Results: She works less hours overall, but feels need to respond to AirBnB-
related requests at all hours. Now has ~20% higher income but less
predictability. She pays taxes. AirBnB taught her several skills necessary for
entrepreneurship. Still cringes when there is a critical review.

Her local bars and cafes definitely benefit from her guests (she provides
local recommendations). I suspect local hotels might be losing some but not
all of the business. Her guests pay roughly 25% less than local hotels.

She also travels more now, and has built a network from people who have stayed
with her.

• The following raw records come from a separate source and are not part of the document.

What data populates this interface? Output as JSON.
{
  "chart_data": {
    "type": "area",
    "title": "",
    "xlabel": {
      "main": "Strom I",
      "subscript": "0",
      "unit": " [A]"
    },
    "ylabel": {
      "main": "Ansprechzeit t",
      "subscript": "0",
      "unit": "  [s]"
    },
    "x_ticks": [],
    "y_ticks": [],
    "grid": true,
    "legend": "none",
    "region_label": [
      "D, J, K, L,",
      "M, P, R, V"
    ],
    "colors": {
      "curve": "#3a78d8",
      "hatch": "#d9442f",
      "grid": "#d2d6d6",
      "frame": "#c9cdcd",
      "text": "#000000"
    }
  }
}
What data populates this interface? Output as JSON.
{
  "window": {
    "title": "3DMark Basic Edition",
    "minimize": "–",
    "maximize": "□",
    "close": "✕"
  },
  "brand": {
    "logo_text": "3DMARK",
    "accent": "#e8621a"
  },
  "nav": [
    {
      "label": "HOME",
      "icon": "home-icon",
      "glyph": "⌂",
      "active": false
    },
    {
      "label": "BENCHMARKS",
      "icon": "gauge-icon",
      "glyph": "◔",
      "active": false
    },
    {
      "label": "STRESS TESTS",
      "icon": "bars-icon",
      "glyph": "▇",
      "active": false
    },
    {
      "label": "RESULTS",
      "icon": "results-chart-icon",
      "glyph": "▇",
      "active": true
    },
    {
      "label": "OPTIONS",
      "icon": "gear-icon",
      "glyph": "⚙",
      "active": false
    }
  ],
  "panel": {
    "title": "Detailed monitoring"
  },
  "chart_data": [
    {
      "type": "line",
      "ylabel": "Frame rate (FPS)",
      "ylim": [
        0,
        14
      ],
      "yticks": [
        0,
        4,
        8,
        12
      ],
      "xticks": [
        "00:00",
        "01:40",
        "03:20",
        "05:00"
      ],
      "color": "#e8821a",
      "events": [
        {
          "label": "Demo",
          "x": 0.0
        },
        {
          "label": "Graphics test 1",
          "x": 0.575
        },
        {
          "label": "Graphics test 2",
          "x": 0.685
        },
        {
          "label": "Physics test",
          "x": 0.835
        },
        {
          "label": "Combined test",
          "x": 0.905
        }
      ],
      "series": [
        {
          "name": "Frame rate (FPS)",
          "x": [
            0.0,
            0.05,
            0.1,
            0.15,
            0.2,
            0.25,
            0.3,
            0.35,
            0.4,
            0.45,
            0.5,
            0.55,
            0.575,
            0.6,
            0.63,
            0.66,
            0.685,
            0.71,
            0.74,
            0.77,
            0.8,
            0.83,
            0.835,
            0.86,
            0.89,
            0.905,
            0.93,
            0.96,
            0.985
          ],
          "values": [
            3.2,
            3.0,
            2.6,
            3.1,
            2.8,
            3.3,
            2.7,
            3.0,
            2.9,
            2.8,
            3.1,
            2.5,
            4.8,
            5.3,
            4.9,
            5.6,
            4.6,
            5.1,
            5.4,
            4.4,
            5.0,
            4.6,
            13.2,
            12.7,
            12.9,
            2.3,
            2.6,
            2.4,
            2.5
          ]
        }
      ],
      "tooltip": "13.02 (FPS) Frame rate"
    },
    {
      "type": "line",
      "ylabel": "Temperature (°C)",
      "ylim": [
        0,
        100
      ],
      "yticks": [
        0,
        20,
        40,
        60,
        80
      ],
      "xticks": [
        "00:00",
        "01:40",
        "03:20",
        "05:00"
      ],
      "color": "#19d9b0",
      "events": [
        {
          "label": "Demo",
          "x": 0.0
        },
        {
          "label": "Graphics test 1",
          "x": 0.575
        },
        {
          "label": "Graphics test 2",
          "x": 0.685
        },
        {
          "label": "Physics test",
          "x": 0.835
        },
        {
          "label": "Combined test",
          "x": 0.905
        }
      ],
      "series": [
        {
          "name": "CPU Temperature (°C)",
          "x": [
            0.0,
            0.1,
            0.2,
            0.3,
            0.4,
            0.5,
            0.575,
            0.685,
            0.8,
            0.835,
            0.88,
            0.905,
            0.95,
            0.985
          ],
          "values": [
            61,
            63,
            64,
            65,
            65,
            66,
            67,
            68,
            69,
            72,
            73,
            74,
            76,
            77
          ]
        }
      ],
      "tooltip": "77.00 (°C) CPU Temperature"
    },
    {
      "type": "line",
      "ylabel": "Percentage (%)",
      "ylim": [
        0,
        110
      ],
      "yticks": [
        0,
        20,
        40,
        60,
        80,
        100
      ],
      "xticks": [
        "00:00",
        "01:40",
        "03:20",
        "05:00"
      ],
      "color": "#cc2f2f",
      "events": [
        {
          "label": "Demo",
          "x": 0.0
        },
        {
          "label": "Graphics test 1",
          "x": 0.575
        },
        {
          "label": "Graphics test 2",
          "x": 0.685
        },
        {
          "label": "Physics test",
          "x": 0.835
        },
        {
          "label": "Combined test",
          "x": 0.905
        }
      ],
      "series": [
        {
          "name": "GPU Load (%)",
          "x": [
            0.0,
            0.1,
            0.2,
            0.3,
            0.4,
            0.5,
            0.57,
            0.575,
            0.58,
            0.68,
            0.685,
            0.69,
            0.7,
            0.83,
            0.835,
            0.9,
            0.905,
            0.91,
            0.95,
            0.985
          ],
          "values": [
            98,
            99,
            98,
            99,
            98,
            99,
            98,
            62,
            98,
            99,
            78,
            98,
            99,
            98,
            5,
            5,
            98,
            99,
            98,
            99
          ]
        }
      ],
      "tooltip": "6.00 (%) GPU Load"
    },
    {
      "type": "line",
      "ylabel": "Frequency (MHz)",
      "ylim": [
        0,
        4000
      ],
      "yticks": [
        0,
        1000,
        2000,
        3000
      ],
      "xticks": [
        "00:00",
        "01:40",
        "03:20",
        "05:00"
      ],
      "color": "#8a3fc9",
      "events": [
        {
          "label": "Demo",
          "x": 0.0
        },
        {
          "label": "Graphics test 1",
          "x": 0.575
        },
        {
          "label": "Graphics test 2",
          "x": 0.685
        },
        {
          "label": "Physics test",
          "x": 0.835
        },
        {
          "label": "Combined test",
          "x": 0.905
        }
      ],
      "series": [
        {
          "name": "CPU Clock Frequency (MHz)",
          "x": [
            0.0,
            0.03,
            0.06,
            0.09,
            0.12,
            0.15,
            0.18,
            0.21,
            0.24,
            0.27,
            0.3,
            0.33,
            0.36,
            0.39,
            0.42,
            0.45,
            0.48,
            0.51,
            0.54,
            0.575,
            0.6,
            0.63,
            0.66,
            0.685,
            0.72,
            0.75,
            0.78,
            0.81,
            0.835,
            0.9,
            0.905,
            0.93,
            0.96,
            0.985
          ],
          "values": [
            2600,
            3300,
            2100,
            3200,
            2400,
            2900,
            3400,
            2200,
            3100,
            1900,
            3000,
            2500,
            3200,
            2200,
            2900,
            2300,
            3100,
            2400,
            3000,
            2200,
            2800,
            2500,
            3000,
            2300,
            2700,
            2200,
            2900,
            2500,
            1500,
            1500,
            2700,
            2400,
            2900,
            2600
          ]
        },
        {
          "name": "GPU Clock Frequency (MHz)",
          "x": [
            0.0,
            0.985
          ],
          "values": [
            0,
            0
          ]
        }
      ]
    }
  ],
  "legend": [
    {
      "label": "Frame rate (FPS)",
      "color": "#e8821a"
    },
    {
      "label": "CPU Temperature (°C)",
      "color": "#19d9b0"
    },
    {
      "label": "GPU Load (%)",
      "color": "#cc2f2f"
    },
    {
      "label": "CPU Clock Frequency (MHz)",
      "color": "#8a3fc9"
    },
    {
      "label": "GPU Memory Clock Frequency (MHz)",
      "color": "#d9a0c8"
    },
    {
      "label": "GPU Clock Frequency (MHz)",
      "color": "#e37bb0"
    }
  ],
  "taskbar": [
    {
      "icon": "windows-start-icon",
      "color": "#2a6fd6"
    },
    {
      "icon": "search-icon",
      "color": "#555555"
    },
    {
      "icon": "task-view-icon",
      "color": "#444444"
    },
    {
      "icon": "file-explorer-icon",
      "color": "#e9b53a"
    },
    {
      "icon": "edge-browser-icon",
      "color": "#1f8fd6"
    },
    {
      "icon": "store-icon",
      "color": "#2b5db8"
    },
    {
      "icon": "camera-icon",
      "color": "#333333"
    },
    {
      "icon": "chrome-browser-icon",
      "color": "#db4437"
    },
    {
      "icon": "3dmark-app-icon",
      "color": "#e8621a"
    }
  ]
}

Examples: Helped plan a wedding, assisted commercial photo shoots,
went for drinks when visiting former guests’ cities.

------
dominotw
>Airbnb users helped prop up 4,580 jobs throughout the five boroughs

I am courious about how they calculated such precise numbers

------
kmfrk
Is the report even available anywhere? Did Metro just take the claims by HR&A
at face value?

------
fennecfoxen
Don't worry. The next mayor, Bill de Blasio, will be certain to put an end to
this sort of horrible monstrous abuse of the city, in the name of Affordable
Housing and Tenants' Rights. :P

------
codex
Dumping industrial waste into the Hudson, prostitution, and the drug trade are
also boosts to the local economy. Think of all the jobs! However, they are are
illegal in NYC, just like Airbnb, though the externalities are much worse in
those cases. The point is that most laws restrict a bit of economic freedom
for other societal benefits. Think of how much cheaper housing would be if
only we ditched those pesky building codes!

------
deltron
I love airbnb, I just used them for my honeymoon (though that was in Athens,
Greece).

------
junto
Would probably be more if everyone paid tax on those earnings.

------
dominotw
Now this post disappeared from the front page.